ABSTRACT

During the Middle Ages, a journey to gaze upon relics of the saints offered the only valid excuse for leaving home (Rufus 1999). However, while religious pilgrimages to view the sacrosanct dead or sacred places associated with their life or death have been common over the centuries, in an age of (western) secularisation, a new ‘secular pilgrimage’ is emerging (Hyde and Harman 2011; Margry 2008b). Arguably, these new types of secular pilgrimages involve the ‘darker side of travel’ (Sharpley and Stone 2009a), or what has commonly become known as ‘dark tourism’ (Lennon and Foley 2000; Stone 2005, 2006). From visiting Auschwitz-Birkenau, to the Killing Fields of Cambodia or to Chernobyl – the site of the world’s worst nuclear accident – dark tourism is ‘the act of travel to sites of death, disaster or the seemingly macabre’ (Stone 2006: 146).
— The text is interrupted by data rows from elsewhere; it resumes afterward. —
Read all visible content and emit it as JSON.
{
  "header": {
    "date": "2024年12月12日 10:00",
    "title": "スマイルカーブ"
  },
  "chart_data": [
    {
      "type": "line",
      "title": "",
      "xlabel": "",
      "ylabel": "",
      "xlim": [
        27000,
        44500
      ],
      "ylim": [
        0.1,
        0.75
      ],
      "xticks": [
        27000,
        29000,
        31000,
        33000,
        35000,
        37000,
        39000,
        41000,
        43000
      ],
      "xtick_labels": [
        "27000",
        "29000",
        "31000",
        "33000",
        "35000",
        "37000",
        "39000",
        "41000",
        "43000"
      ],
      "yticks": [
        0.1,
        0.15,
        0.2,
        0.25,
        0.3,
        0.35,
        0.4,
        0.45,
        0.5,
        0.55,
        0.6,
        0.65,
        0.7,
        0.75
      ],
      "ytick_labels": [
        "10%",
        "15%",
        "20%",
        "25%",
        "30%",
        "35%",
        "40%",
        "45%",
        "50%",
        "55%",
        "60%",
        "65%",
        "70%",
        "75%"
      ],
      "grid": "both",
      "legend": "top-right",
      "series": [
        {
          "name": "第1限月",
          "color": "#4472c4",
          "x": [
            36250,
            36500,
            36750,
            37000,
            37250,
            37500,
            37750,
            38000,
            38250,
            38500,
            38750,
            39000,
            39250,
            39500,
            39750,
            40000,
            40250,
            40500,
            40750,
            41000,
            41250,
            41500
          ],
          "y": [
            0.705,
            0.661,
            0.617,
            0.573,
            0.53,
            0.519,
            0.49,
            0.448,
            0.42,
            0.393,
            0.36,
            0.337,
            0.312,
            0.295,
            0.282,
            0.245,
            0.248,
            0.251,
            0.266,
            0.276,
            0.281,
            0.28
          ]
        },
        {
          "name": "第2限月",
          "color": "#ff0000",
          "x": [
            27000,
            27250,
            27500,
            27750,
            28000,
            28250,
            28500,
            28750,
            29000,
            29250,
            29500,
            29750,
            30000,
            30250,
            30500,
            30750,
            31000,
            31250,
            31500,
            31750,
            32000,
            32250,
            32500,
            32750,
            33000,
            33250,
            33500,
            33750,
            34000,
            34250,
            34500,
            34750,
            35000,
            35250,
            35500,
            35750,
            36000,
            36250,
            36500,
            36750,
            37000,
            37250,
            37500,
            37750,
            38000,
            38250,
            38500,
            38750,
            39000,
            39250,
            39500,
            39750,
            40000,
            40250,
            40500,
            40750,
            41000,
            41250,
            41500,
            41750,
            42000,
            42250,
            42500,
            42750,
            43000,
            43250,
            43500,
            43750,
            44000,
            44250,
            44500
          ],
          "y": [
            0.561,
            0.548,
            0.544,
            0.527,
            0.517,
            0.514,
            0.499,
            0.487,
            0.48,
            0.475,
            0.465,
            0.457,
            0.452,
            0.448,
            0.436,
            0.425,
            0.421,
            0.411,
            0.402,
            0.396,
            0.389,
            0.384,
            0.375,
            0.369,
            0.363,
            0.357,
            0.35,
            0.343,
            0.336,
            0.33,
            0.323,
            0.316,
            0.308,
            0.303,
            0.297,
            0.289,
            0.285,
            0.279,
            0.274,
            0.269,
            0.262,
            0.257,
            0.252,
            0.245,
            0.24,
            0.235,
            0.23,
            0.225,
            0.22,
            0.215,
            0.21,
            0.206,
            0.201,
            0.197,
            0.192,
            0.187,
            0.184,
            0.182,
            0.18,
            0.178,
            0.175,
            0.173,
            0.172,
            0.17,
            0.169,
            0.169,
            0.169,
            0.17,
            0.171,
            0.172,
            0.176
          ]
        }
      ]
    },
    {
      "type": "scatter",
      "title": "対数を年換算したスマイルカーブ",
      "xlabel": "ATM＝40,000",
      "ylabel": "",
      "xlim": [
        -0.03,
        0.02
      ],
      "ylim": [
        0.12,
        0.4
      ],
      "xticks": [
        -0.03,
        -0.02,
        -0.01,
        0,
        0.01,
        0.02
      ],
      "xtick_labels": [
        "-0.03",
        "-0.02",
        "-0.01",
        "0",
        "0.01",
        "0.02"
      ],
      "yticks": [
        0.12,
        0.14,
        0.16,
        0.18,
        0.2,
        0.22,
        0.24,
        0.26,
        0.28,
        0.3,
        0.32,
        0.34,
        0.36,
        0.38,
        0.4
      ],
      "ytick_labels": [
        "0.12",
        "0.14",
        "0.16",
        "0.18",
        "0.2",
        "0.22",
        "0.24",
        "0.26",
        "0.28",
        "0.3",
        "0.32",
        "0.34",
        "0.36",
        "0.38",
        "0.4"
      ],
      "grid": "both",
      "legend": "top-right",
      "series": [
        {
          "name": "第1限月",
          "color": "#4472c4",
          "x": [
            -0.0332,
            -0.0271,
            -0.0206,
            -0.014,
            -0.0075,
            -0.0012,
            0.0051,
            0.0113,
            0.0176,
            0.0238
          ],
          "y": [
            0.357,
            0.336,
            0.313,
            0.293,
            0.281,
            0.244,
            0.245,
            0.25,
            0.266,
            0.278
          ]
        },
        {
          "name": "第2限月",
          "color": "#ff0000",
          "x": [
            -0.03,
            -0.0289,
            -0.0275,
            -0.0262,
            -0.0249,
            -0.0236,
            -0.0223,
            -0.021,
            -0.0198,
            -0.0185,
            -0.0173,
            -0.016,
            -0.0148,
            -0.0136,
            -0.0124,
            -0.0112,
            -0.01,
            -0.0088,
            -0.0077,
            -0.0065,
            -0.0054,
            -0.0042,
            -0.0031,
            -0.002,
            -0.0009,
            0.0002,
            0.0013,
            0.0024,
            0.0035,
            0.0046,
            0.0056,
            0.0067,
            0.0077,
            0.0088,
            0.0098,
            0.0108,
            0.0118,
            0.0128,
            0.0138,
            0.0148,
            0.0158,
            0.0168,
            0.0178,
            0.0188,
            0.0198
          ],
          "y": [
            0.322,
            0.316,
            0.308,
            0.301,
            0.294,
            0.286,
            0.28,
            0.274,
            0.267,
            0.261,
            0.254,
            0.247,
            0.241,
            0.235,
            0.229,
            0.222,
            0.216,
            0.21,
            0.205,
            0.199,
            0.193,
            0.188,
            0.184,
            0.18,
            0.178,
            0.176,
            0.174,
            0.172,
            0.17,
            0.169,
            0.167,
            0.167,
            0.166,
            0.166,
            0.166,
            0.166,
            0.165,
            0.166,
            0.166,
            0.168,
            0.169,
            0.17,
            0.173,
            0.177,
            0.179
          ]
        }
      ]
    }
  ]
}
Accordingly, dark tourism as secular pilgrimage is an activity that can constitute ceremonies of life and death which, in turn, have the capacity to expand boundaries of the imagination and to provide the contemporary visitor with potentially life-changing points of shock. Indeed, dark tourism may be perceived as a rite of social passage, given its transitional elements and its potential to influence the psychology and perception of individuals (Biran et al. 2011). Furthermore, dark tourism occurs within liminal time and space and, as such, locates the activity within constructivist realms of meaning and meaning making (Sharpley and Stone 2009a). Therefore, dark tourism provides a lens through which life and death may be glimpsed, thus revealing relationships and consequences of the processes involved that mediate between the individual and the collective Self.